Beyond, the Victorian benches have been replaced with
modern chairs, which always looks good, especially in
such an Anglo-catholic setting.
Spreading
along the walls of the nave are six hatchments for the
Calthorpe family, and a royal arms of George III that
could do with a bit of a clean.
Overseeing
all of this is a very fine, large west window under the
tower, the work of Ward and Hughes. It depicts Christ
inviting the children to come to him, but it is the
figures in the flanking scenes that attract attention;
the sensuous mothers to the north, and the positively
homoerotic Peter and John to the south. It is a perfect
foil to the clear glass of the east window.
The high altar with its sarum screen and
reredos is beautiful, a perfect combination of blowsy
early 20th century embroidery and marble.

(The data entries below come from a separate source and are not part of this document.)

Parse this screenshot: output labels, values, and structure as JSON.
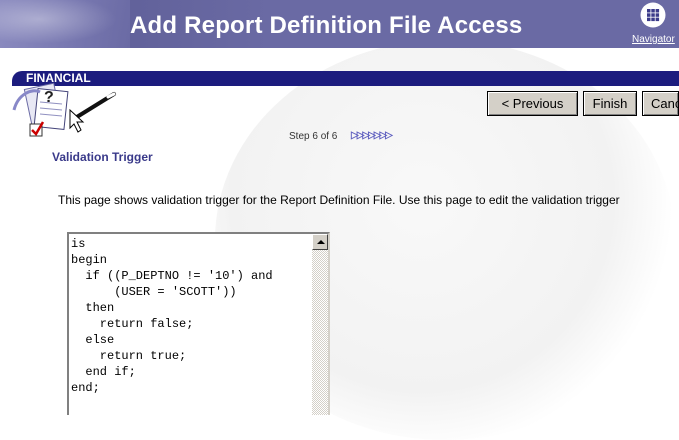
{
  "header": {
    "title": "Add Report Definition File Access",
    "navigator_label": "Navigator",
    "navigator_icon": "grid-icon"
  },
  "section": {
    "label": "FINANCIAL",
    "icon": "wizard-icon"
  },
  "buttons": {
    "previous": "< Previous",
    "finish": "Finish",
    "cancel": "Canc"
  },
  "step": {
    "text": "Step 6 of 6",
    "arrows": "▷▷▷▷▷▷▷"
  },
  "page": {
    "subtitle": "Validation Trigger",
    "description": "This page shows validation trigger for the Report Definition File. Use this page to edit the validation trigger"
  },
  "editor": {
    "code": "is\nbegin\n  if ((P_DEPTNO != '10') and\n      (USER = 'SCOTT'))\n  then\n    return false;\n  else\n    return true;\n  end if;\nend;"
  },
  "colors": {
    "header": "#6a6aa4",
    "section_bar": "#1c1c7e",
    "subtitle": "#3a3a8a"
  }
}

The south
chapel has been reordered as a Blessed Sacrament chapel
for regular use, a 15th century-style screen separating
it from the nave, finely gilded. There is one of those
dinky little 18th century birdbath fonts here; the
reredos is perhaps a little too mawkish for modern
tastes, perhaps. The chapel furnishings are Edwardian in
the most exact sense of the word, being the commission of
Edward VII himself.
Later, this church seems to have been a
hobby of Queen Mary, wife of George V. After she died, it
fell into considerable disrepair, giving Mortlock cause
for concern when he came this way in the early 1980s. A
major restoration in 1986 has put things right. True, it
removed the paintings that formerly hung in the chancel
back to Sandringham House, from where Queen Mary had
taken them in the first place; but if this means that
this pretty little church can continue to be open every
day, then it is a price worth paying.